Rio - Uma cena digna de filme deixou os cariocas perplexos na noite de 14 de novembro deste ano. Depois de uma forte ventania, o São Luiz, um petroleiro de 63 mil toneladas e 244 metros de extensão, colidiu com a Ponte Rio-Niterói. De acordo com a Companhia Docas, a embarcação estava em completo abandono e em avançado estágio de deterioração.
Fato é que, parafraseando Shakespeare, há muito mais coisas entre o céu e a Baía de Guanabara do que supõe nossa vã filosofia. E essa máxima serve para todos os mares e oceanos.
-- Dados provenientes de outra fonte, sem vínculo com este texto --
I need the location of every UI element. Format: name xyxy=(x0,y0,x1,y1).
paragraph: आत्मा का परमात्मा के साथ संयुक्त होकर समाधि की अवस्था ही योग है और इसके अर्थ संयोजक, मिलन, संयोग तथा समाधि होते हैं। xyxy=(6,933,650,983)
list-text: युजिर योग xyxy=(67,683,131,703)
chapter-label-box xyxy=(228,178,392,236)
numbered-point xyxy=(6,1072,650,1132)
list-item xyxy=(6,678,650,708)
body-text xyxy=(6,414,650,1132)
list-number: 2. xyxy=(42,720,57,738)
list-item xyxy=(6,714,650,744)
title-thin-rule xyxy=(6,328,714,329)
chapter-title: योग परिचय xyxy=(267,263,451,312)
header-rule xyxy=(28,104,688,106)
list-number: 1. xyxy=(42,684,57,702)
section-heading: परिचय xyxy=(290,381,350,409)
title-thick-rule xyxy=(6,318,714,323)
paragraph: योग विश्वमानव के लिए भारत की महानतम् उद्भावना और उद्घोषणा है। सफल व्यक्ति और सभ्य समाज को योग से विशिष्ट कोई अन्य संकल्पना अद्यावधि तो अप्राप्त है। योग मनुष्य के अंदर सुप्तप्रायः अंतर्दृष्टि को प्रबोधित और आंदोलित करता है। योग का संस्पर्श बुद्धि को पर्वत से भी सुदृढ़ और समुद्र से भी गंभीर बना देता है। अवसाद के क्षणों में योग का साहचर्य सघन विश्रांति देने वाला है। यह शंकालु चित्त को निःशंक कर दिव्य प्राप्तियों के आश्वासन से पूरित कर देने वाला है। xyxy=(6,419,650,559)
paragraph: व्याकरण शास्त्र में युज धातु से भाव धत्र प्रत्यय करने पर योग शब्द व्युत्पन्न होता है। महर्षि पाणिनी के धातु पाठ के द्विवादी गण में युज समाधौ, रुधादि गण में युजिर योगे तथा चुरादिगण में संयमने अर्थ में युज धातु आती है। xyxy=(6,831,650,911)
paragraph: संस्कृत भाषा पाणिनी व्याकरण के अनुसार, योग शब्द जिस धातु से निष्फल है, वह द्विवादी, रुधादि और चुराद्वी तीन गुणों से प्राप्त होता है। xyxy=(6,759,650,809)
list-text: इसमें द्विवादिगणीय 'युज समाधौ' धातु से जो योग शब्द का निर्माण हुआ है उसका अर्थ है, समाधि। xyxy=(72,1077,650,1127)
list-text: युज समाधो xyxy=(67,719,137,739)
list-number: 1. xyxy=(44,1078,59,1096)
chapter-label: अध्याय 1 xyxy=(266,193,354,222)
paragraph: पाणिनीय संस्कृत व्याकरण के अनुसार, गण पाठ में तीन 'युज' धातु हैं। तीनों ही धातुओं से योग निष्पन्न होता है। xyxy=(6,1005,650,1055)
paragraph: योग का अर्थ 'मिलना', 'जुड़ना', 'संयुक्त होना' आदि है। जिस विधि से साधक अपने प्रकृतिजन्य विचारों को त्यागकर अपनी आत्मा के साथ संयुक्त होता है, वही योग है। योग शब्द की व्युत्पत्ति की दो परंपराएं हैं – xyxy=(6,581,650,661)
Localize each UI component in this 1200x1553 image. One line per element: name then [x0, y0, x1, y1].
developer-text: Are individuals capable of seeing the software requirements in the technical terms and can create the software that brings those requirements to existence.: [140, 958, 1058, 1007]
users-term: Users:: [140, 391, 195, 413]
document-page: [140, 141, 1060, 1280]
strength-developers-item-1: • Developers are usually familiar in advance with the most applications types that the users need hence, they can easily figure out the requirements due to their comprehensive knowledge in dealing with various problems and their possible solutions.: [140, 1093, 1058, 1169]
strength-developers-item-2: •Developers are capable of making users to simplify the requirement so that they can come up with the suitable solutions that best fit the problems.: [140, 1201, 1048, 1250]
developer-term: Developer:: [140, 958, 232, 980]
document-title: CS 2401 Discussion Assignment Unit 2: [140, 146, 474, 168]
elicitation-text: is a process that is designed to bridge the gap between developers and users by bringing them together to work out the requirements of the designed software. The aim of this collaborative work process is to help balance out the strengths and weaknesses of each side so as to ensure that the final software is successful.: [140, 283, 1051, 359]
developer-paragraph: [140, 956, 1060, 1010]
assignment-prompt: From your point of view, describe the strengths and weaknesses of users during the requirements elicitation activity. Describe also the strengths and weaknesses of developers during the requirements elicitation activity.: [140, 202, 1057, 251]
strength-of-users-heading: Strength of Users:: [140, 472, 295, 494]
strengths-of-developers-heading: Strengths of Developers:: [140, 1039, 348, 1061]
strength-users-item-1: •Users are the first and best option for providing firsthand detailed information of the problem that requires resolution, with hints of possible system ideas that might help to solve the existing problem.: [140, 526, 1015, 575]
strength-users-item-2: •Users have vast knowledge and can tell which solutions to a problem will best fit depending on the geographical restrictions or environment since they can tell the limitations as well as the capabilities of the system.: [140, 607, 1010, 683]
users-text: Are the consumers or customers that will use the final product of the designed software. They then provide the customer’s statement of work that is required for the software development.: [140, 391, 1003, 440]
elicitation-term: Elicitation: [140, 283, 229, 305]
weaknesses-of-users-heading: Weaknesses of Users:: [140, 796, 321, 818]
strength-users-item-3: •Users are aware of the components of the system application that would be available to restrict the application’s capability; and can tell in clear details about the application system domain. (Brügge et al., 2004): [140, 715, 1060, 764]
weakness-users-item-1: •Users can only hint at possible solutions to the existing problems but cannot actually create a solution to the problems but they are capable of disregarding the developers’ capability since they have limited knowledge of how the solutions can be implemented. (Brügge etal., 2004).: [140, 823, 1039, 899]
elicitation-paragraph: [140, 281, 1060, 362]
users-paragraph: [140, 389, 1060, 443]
O jornalista norte-americano Ian Urbina já havia relatado as mais variadas transgressões e crimes que ocorrem em alto mar em seu livro "Oceano Sem Lei", lançado no Brasil pela Intrínseca.
Ele percorreu mais de 400 mil quilômetros, visitou 40 cidades de todos os continentes e navegou mais de 12 mil milhas náuticas por cinco oceanos e 20 mares para oferecer um relato sobre as vidas que se perdem na imensidão azul.
O livro teve origem em uma série de reportagens escritas pelo autor e publicadas pelo The New York Times, que rendeu a Urbina sete importantes prêmios e foi o ponto de partida para a criação de "The outlaw ocean project" — organização de jornalismo investigativo sem fins lucrativos que produz histórias de grande impacto sobre a ilegalidade e a diversidade de abusos que ocorrem em alto-mar em todo o mundo.
Em tom de diário de viagem, o jornalista conta histórias de coragem, brutalidade e sobrevivência ao revelar uma rede global de crime e exploração vinculada às indústrias da pesca, do petróleo e da navegação, fundamentais para a economia mundial.
“Meu objetivo não era apenas relatar a situação difícil dos escravos embarcados, mas também dar vida ao elenco completo de personagens que vagam pelo alto-mar. Esse elenco incluía ambientalistas justiceiros, ladrões de naufrágios, mercenários marítimos, baleeiros insubordinados, cobradores de dívidas, barcos que oferecem aborto em alto-mar, descarregadores de óleo clandestinos, caçadores difíceis de pegar, marinheiros abandonados e clandestinos à deriva”, conta Urbina.
O Brasil tem destaque no capítulo que relata o embate entre pesquisadores brasileiros e companhias interessadas em perfurar o solo oceânico em nosso litoral. Essas empresas ganharam, em 2013, concessão do governo para explorar a área em busca de petróleo, mas desistiram depois que o Greenpeace auxiliou os cientistas na realização de um estudo que provava a existência de corais na área de recifes — um ecossistema vivo e rico que fornece proteção e alimentação a diversas formas de vida marinha.
Oceano sem lei lança luz sobre a legislação praticamente inexistente que permite casos como o vazamento de 5 mil toneladas de óleo na costa brasileira em 2019 — cuja origem até hoje é desconhecida. Com riqueza de detalhes, Ian Urbina traz à tona, pela primeira vez, a realidade perturbadora do mundo flutuante que nos conecta: um lugar onde qualquer um pode fazer qualquer coisa porque ninguém está vigiando.